Прежде чем начальник станции успел опомниться, Чалмерс повернулся к юноше и приказал:
— Ты, запиши и отправь немедленно!
Месяц назад такое сообщение начальник станции не принял бы ни у кого из пассажиров, правила это запрещали, но сегодня он больше не был уверен ни в каких правилах.
«Мистеру Джеймсу Таггерту, Нью-Йорк. Задержан на »Комете» в Уинстоне, штат Колорадо, вследствие некомпетентности ваших людей, отказавшихся предоставить мне локомотив. Вечером должен присутствовать в Сан-Франциско на съезде общенациональной важности. Если вы немедленно не пустите мой поезд, за последствия не ручаюсь. Кип Чалмерс».
После того, как юноша послал телеграмму по проводам, протянувшимся от столба к столбу через весь континент, подобно стражникам, охранявшим железную дорогу Таггертов, а Кип Чалмерс вернулся в свой вагон ждать ответа, начальник станции позвонил Дэйву Митчему, своему другу, и зачитал ему текст телеграммы. В ответ раздался стон Митчема.
— Думаю, я должен был сказать тебе, Дэйв. Я никогда не слышал об этом парне, но, возможно, это важная шишка.
— Да ты что! — простонал Митчем. — Кип Чалмерс! Его имя то и дело печатают в газетах вместе со всей верхушкой. Не знаю, кто он там, но он из Вашингтона, и у нас шансов нет. Господи Иисусе, что же делать?
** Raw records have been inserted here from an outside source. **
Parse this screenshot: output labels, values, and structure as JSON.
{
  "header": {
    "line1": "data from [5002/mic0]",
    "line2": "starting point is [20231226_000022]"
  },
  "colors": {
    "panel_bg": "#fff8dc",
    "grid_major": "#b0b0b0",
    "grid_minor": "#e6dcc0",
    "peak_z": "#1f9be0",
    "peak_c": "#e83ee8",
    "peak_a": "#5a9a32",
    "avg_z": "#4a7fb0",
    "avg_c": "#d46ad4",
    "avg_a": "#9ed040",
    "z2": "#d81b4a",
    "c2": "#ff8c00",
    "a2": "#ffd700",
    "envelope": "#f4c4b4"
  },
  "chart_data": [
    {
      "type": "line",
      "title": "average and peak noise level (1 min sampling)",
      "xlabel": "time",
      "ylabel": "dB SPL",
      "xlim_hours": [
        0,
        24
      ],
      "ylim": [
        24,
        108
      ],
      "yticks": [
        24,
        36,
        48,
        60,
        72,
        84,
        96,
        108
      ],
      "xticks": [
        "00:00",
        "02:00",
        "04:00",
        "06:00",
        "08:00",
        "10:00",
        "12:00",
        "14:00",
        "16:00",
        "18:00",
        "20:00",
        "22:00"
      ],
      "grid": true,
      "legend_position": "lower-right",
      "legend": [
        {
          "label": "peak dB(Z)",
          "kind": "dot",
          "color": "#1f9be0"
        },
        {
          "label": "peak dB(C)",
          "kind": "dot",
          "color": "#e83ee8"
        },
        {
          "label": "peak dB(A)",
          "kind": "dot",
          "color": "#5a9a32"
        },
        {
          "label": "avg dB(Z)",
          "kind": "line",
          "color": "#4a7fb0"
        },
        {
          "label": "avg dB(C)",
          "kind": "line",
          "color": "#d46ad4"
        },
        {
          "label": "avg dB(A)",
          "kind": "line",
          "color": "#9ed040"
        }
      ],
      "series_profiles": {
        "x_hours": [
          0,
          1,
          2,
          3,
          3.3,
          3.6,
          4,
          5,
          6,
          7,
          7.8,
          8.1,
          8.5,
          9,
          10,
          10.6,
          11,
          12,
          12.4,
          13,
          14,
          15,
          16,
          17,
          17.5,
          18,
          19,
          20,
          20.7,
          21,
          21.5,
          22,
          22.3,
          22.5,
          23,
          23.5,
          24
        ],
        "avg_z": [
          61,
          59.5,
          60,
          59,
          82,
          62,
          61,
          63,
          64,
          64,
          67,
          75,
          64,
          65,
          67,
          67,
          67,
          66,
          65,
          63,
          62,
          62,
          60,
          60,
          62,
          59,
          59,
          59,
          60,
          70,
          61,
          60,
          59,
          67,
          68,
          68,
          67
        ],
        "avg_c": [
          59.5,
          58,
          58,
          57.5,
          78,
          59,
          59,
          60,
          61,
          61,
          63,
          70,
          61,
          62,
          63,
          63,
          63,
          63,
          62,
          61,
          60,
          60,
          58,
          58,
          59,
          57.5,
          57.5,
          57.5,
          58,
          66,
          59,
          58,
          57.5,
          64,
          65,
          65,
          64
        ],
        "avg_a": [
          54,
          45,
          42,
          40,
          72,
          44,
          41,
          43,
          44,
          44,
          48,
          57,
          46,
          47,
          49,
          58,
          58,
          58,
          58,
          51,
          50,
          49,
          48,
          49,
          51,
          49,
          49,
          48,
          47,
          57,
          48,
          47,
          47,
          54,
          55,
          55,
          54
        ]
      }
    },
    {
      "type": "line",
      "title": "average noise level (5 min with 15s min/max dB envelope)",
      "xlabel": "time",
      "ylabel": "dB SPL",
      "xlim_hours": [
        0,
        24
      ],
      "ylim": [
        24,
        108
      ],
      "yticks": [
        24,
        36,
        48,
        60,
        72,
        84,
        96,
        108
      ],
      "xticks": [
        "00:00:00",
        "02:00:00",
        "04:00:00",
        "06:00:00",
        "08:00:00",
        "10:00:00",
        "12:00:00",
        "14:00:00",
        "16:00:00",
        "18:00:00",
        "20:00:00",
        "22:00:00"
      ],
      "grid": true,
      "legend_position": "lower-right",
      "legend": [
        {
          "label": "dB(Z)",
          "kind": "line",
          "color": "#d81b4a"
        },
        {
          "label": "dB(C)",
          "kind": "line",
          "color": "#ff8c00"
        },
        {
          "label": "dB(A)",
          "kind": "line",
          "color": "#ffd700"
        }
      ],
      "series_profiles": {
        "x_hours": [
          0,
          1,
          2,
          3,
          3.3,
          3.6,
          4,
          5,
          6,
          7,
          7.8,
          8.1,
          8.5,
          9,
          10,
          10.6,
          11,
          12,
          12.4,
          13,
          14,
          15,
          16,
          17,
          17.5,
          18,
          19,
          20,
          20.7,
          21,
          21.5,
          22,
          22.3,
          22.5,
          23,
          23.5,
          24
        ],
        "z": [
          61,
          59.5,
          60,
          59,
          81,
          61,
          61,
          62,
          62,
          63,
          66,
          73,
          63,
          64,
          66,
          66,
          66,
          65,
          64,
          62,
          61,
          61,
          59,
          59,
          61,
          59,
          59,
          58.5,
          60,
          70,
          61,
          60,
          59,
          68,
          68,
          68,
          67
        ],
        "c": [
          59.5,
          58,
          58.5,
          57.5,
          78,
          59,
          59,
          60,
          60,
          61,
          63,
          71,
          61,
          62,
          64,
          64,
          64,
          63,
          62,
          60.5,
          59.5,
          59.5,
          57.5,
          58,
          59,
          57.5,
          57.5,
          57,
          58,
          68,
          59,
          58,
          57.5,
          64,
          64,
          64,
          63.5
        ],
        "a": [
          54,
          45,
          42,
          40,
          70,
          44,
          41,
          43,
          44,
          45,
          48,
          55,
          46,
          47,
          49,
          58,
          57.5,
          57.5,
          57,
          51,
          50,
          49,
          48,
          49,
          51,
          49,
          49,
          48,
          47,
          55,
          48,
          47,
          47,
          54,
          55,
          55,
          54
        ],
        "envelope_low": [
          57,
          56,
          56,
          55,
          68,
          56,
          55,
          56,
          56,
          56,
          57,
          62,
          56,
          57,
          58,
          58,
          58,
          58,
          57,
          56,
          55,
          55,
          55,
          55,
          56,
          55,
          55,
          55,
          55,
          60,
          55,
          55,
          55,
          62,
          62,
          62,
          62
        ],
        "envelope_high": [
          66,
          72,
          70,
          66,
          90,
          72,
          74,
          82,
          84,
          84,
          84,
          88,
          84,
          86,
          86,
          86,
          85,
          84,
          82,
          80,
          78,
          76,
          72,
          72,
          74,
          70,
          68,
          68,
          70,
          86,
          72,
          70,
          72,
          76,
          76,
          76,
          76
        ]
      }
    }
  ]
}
У нас нет шансов, подумал оператор «Таггерт Трансконтинентал» в Нью-Йорке и передал телеграмму домой Джиму Таггерту. В Нью-Йорке время приближалось к шести утра, и Джеймс Таггерт очнулся от беспокойного сна наполовину бессонной ночи. Выслушав сообщение по телефону, он обмяк, ощутив тот же страх, что и начальник Узла Уинстон, и по той же причине.
Он позвонил домой Клифтону Лоси. Весь гнев, который Джим не мог обратить на Кипа Чалмерса, обрушился на Лоси.
— Сделайте что-нибудь! — орал Таггерт. — Мне все равно, что вы придумаете, это ваша работа, а не моя, но проследите, чтобы поезд пошел! Что, черт возьми, происходит? Я никогда еще не слышал, чтобы «Комету» задерживали! Так-то вы руководите своим департаментом? Хорошенькое дело, важные пассажиры уже посылают мне телеграммы! Когда дорогой управляла моя сестра, меня, по крайней мере, не будили посреди ночи по поводу каждого гвоздя, сломавшегося в Колорадо!